The competitive Corinthian mindset

Unity in diversity

1 Corinthians 1:10-17; 3:1-19

IN 1996, there were 243 Christian denominations recorded in the UK Christian Handbook, an almost threefold increase in 20 years.

In one sense “the body of Christ” is divided today in a way that not even the Corinthians could imagine (1:10). Their divisions were caused by quarrelling and jealousy (3:3), yet another manifestation of the proud and competitive Corinthian mindset.

While it can be argued that the main historic denominations formed out of major theological rifts (such as the conflict over salvation by faith or works which spawned the Lutheran and Calvinist churches), sadly the “quarrelling and jealousy” of leaders has caused the modern multiplication of church groups (cf. 1:12; 3:4).

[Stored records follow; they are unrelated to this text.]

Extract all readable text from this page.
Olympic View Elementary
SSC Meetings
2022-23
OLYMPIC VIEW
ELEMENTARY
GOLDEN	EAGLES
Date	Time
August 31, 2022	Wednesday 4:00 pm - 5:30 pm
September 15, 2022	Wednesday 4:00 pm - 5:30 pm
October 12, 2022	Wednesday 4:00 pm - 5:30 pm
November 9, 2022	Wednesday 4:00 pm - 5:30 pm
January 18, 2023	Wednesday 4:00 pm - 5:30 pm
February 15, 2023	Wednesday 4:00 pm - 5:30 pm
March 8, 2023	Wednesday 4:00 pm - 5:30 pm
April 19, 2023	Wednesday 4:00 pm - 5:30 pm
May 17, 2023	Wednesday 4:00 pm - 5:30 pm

Consumer choice has become society’s holy grail, and independence its lowest common denominator. The disease also infects the church as we choose churches with subtly different spiritual flavours. To outsiders, it must look as if Christianity has many religions.

The New Testament urges leaders to sort out their differences. There is only one church, although it not restricted to one denomination (the “true” church is not an organisation but a fellowship of believers).

Today we can maintain the unity of our own group by learning to appreciate people’s different approaches to spiritual life which reflect our diversity. We can also find ways to work with others to present a united front to society. This is, however, harder work than sniping at each other.